Alors en attendant la réparation salvatrice, les locataires se mobilisent autour d'une pétition lancée il y a quatre jours. « Nous avons déjà quelques signatures, mais des personnes sont absentes avec les vacances ».
Et hasard des pannes, cinq minutes après notre rencontre, le frère de Christophe s'est retrouvé coincé à l'intérieur de l'ascenseur. La galère continue pour les résidents.

 

 

PLUS QUE QUELQUES JOURS
Joint par téléphone, Logivam apporte quelques précisions techniques sur ces incidents techniques. « Ces dysfonctionnements de l’ascenseur font suite à un problème de la carte électronique pour l’ouverture et la fermeture des portes. Une nouvelle carte a été commandée le 19 juillet.
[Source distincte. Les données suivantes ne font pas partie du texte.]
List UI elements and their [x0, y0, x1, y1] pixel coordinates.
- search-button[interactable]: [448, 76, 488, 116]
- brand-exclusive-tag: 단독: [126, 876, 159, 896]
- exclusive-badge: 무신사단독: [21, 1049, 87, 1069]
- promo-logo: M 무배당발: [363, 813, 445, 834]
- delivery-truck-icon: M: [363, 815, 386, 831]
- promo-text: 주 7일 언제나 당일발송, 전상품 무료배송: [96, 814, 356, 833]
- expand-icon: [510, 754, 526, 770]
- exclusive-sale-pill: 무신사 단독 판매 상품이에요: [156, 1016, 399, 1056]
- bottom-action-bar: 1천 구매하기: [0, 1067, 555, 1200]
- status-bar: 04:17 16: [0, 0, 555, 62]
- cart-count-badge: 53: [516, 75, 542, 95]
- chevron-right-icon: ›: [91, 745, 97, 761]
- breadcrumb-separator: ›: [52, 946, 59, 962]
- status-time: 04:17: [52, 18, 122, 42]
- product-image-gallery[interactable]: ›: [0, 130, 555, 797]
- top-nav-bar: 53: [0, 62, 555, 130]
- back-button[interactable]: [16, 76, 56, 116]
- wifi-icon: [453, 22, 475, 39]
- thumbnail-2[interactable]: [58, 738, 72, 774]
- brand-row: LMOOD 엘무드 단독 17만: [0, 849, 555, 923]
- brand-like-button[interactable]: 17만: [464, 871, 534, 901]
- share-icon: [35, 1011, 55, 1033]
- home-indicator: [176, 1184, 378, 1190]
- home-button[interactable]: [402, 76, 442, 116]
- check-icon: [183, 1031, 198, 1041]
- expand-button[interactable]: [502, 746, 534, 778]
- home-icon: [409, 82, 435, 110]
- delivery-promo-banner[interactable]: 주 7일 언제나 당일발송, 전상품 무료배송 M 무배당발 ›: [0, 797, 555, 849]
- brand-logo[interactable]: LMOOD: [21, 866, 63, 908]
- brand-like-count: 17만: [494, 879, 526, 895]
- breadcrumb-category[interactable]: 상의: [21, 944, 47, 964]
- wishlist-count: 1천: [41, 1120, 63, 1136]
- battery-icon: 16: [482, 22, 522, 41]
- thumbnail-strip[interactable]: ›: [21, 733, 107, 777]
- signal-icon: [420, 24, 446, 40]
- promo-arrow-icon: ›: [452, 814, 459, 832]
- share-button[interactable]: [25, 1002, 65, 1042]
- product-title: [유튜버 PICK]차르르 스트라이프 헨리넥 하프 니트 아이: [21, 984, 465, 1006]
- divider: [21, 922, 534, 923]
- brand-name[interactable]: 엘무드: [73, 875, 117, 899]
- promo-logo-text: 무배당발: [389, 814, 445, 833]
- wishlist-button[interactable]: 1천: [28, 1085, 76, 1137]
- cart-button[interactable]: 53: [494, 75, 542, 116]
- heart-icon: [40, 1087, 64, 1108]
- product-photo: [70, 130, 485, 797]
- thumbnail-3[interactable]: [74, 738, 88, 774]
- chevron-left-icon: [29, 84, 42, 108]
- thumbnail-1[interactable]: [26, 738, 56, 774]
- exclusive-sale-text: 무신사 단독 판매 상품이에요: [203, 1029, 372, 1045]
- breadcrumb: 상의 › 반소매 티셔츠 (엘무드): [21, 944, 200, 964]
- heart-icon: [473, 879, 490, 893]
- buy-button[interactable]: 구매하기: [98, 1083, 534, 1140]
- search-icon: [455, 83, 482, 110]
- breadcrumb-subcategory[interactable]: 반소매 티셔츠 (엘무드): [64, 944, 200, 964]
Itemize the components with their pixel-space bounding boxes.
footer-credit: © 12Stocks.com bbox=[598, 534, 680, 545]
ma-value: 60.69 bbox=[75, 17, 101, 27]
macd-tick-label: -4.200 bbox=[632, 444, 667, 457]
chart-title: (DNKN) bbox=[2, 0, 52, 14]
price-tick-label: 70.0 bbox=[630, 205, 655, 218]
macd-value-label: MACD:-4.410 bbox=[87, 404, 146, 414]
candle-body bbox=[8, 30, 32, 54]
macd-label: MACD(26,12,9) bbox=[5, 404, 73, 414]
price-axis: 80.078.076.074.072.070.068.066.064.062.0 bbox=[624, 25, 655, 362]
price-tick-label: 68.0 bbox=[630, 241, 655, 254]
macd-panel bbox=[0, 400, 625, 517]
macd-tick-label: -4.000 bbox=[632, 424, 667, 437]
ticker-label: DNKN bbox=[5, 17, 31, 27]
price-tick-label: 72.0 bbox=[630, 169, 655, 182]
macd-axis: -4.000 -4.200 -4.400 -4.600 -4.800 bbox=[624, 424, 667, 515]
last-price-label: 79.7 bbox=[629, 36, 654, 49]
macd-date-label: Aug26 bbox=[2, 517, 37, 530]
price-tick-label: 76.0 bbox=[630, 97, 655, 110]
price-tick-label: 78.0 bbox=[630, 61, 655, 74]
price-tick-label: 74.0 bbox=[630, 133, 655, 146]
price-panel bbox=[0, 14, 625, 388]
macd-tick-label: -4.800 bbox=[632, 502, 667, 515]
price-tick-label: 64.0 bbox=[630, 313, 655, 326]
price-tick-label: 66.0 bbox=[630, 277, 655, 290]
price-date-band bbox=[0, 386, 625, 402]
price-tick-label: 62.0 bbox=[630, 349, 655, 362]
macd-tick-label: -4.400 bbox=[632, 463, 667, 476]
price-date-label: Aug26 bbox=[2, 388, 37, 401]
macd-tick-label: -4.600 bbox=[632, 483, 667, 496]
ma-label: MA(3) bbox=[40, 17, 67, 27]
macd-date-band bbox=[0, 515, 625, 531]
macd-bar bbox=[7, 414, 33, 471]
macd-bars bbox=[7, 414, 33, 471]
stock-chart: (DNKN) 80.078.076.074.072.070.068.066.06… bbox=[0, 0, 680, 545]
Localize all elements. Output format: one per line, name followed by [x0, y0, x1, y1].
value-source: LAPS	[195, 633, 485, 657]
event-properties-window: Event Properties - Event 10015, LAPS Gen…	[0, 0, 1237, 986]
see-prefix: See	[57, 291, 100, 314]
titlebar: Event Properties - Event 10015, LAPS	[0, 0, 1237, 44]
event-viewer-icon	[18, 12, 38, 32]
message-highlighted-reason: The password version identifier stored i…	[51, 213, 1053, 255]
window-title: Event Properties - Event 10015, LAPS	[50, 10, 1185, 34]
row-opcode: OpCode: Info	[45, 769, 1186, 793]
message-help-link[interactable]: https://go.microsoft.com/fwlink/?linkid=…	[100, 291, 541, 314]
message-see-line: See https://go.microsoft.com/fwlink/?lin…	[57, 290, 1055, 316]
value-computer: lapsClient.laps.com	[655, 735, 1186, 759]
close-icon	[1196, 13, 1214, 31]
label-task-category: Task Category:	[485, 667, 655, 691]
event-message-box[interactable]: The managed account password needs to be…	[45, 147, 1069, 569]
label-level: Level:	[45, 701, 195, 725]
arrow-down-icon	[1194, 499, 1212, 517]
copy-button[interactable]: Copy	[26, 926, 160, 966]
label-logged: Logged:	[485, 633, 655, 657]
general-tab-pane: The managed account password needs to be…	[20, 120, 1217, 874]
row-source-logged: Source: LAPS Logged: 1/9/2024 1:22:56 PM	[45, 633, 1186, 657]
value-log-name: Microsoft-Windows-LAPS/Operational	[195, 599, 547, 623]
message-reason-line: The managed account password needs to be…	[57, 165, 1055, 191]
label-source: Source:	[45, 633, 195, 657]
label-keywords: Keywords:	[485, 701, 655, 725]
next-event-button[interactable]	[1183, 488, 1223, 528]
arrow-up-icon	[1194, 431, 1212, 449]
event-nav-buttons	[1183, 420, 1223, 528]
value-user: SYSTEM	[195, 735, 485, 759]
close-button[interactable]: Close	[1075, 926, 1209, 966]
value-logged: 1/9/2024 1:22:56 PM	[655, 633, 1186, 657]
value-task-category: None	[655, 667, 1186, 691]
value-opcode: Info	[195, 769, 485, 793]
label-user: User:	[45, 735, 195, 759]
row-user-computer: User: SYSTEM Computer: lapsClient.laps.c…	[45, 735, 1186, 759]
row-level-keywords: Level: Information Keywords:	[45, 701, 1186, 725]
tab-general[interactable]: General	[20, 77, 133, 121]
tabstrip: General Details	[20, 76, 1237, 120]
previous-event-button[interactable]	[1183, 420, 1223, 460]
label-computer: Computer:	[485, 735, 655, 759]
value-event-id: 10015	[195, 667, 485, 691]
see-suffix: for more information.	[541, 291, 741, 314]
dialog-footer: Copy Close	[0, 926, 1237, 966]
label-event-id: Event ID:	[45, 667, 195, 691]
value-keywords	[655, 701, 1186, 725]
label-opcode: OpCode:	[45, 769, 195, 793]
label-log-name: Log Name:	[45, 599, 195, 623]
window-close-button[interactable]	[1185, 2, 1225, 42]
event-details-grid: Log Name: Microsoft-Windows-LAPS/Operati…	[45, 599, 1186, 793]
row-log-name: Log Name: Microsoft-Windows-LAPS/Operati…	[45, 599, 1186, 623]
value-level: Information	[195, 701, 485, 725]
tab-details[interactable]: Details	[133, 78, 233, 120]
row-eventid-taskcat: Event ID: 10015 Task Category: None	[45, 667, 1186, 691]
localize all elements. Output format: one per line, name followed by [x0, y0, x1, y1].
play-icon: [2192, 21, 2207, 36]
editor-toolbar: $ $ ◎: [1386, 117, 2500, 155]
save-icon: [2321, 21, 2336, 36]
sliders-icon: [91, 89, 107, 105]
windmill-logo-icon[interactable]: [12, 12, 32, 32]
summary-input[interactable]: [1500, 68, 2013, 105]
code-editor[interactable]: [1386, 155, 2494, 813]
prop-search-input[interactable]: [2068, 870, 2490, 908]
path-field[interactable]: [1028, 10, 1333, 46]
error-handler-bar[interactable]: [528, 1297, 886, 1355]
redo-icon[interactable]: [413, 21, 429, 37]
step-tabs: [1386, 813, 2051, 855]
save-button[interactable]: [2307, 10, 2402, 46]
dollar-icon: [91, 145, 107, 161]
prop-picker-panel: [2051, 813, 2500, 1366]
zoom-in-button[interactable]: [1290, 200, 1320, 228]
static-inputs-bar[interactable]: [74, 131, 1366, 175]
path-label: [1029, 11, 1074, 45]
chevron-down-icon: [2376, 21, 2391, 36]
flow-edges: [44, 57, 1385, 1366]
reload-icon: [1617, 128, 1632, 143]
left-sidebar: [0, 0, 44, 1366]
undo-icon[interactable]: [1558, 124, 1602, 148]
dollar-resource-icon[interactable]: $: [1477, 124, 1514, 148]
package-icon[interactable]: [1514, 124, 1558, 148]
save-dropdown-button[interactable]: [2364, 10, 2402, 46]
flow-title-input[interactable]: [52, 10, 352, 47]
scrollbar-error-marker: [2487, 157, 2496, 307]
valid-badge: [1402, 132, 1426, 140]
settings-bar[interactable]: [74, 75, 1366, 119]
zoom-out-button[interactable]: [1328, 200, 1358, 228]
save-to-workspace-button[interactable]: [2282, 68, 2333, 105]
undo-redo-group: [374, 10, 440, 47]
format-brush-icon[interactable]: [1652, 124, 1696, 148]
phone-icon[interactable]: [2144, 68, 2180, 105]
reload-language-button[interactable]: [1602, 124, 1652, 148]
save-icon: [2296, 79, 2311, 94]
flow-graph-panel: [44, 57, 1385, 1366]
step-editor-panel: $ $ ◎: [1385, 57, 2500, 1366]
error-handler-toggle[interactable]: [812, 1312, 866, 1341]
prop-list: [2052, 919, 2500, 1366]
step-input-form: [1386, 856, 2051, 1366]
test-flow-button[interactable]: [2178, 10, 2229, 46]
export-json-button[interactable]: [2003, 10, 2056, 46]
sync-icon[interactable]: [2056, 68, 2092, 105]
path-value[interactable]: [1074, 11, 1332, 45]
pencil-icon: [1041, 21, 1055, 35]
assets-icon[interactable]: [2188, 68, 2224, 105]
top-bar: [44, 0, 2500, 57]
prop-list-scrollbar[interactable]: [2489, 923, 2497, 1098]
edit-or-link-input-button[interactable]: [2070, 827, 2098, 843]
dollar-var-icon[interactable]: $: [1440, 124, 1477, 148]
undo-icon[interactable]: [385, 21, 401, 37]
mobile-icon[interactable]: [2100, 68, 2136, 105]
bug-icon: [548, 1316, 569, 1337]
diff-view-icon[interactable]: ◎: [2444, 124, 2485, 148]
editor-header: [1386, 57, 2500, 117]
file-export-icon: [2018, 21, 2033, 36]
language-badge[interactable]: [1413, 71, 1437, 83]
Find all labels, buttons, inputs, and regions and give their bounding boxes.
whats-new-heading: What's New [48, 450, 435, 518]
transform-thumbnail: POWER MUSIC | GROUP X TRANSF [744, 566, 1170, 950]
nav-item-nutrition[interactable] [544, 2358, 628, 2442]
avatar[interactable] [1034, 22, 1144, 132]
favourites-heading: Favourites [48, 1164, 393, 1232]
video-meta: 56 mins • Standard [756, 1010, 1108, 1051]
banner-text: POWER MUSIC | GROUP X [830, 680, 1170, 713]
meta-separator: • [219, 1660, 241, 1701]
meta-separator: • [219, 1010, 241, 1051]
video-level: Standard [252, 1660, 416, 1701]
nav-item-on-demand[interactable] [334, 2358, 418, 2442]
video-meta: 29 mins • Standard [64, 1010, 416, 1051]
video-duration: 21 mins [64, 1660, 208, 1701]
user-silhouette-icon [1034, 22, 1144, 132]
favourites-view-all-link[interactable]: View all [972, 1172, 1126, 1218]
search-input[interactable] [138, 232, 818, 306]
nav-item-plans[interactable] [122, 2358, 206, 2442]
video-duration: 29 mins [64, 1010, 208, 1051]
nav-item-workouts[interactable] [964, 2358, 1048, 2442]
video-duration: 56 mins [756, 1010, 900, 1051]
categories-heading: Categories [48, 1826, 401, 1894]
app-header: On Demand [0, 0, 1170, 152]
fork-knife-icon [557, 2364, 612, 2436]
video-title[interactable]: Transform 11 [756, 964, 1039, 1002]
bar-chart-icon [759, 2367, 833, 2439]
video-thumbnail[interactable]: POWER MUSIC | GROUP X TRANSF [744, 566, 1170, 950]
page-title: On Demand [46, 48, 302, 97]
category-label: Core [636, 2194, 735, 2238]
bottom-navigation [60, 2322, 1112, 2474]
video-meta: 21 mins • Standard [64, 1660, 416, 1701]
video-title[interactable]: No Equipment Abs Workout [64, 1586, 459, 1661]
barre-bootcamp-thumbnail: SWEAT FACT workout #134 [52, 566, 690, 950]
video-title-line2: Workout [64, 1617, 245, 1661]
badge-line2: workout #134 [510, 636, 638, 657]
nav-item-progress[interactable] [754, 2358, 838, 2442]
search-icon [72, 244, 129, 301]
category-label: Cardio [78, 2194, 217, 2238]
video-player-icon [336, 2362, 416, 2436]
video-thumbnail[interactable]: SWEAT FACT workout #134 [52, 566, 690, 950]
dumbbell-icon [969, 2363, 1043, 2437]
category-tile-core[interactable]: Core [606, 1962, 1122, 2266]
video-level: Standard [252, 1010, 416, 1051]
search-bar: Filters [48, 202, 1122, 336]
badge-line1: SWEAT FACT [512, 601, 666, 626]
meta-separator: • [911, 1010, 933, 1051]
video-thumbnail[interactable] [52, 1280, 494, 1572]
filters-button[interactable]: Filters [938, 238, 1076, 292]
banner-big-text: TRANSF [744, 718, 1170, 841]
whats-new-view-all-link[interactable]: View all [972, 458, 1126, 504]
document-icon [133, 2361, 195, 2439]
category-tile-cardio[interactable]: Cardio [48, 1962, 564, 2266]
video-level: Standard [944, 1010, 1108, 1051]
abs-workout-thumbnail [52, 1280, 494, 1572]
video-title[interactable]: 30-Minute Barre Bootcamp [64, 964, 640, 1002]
Cette défaillance a généré d’autres difficultés dans l’usage de l’appareil », souligne un agent.
Et bonne nouvelle pour les locataires, Logivam a reçu un appel bienvenu de la part de son prestataire : la pièce doit être réceptionnée aujourd'hui ou demain. En attendant, le bailleur a convenu avec des locataires de mettre à l’arrêt l’ascenseur, afin d’éviter à de nouvelles personnes d’être coincées. « Lors de cette discussion, nous avons aussi proposé à M. Dupuis de s’organiser pour faire ses courses ». Et de conclure. « C’est un accident rare. Nous modernisons le parc depuis 2008 et réalisons les travaux de mise en

conformité »."

aisnenouvelle.fr

***MON GRAIN DE SEL: j'ai déménagé en rdch surélevé, mais pour accéder aux poubelles ou à la cave, il faut prendre l'ascenseur. Je me suis retrouvée bloquée deux fois au sous-sol pendant quelques heures. Otis était débordé. Moralité: déménager de préférence en rez de jardin ou dans un logement de plain pied!